I think, perhaps, this may have been what got Pratchett turned off to having movies survive in Discworld — the loss of contact with reality. All of Victor and Ginger’s fans think they know the two. They think that the two people they see on the screen are real. But they’re not real, not even to — not especially to — Victor and Ginger.
“Some sort of sense”
One glaring bit of unreality that is transferred from the screen to everyday life is something the Patrician notices when he attends the premiere of a new Victor-Ginger movie and is seated next to them.
They were, he had to admit, a pleasant enough young couple. He just wasn’t sure why he was sitting next to them, and why they were so important.
He was used to important people, or at least to people who thought they were important. Wizards became important through high deeds of magic. Thieves became important for daring robberies and so, in a slightly different way, did merchants. Warriors became important through winning battles and staying alive. Assassins became important through skillful inhumations [jargon for killing someone and, hence, requiring their burial]. There were many roads to prominence, but you could see them, you could work them out. They made some sort of sense.
Whereas these two people had merely moved interestingly in front of this new-fangled moving-picture machinery.
The Patrician had never gone to the clicks before, but he knew, vaguely, that Victor was famous for a smoldering look that “had middle-aged ladies who should know better swooning in the aisles,” and that Cindy, aka, Delores De Syn, was famous for “looking fantastic while lying among silken cushions.”
“For being, well, famous”
I’m not sure if Pratchett ever before or since took the reader into the mind of the Patrician to such depth. Here, Lord Vetinari isn’t being deviously scheming. Here, he is truly perplexed.
Yes, it was fascinating. You could become famous just for being, well, famous. It occurred to him that this was an extremely dangerous thing…
Even so, amid his puzzlement, the Patrician realized one other thing:
In the meantime, there was a kind of secondary glory that came from being in the company of the truly celebrated, and to his astonishment, he was enjoying it.
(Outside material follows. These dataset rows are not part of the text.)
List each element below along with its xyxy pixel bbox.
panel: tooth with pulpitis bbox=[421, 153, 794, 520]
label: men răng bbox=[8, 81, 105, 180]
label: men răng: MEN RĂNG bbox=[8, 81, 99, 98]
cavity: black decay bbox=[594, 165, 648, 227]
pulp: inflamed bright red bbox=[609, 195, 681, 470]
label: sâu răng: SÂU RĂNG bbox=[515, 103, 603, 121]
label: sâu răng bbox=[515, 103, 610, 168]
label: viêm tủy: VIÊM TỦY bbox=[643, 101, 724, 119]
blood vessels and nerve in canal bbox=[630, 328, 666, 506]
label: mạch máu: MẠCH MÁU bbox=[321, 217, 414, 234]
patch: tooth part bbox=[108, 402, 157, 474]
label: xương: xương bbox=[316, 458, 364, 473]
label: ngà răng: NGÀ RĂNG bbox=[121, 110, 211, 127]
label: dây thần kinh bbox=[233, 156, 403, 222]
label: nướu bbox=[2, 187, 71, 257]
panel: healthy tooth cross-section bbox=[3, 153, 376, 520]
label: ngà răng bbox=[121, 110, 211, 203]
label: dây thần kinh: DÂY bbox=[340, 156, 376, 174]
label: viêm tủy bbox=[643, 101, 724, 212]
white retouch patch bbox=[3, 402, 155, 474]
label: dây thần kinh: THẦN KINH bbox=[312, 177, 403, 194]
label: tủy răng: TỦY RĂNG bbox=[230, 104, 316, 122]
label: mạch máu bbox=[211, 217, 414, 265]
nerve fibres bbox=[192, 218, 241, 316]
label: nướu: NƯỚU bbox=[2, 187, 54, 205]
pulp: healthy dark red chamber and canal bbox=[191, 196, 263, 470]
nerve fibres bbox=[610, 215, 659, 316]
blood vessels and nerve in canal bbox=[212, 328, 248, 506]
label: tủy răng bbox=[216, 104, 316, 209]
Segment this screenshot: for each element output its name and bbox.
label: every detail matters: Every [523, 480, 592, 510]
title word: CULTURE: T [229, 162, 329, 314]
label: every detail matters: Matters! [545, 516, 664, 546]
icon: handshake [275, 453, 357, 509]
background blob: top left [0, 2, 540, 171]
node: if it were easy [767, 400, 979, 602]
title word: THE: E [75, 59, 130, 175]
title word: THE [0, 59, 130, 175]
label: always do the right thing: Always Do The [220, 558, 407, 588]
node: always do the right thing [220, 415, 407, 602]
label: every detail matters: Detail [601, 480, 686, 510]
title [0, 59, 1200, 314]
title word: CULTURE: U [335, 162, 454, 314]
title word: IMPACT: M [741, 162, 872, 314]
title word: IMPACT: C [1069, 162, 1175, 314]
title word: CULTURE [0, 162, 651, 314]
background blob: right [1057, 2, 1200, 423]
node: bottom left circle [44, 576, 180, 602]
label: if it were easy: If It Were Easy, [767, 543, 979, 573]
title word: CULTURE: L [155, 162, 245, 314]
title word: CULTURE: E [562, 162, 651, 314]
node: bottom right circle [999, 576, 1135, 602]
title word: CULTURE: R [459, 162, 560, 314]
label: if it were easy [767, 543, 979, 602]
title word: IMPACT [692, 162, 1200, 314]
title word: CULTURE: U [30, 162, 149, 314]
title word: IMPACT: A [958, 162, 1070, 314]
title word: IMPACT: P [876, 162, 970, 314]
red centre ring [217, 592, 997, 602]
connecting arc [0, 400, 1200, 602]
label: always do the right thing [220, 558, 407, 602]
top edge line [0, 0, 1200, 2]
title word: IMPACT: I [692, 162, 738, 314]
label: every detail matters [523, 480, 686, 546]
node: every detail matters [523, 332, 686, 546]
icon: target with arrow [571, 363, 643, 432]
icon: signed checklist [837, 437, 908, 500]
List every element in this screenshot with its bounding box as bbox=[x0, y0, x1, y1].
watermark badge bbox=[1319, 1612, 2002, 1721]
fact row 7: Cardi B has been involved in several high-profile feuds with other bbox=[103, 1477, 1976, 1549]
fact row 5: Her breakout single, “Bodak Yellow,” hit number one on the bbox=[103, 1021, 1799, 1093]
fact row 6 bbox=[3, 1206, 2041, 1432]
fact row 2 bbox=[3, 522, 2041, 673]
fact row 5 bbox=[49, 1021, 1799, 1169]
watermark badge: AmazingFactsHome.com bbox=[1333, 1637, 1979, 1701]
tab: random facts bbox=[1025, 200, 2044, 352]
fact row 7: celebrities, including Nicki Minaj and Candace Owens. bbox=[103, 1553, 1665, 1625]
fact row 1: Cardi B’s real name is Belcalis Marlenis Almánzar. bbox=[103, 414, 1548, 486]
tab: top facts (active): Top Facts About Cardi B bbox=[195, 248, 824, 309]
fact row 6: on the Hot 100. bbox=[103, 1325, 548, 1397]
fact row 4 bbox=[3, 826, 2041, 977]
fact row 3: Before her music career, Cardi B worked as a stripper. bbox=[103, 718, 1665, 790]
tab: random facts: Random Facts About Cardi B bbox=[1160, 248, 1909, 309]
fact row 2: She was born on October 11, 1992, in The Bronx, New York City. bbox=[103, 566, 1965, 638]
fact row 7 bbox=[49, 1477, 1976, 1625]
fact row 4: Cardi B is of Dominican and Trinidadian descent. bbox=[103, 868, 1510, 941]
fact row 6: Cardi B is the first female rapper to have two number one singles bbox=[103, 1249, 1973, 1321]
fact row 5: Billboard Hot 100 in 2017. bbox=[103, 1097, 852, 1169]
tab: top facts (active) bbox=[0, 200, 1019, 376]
That was written in 1990. I’m not sure what Pratchett came to think about a certain sort of fame that turned a person into a celebrity, even though the person had done nothing at all — not even a movie.
If he had written about this aberration, he might have called these celebrated celebrities “kardashians” or something.
Also, dying when he did, Pratchett did not see the election of Donald Trump as US President.
Who knows what fun he might have made of that?
There would have been a much greater threat than simply Things coming from the Dungeon Dimensions. You can bet on that.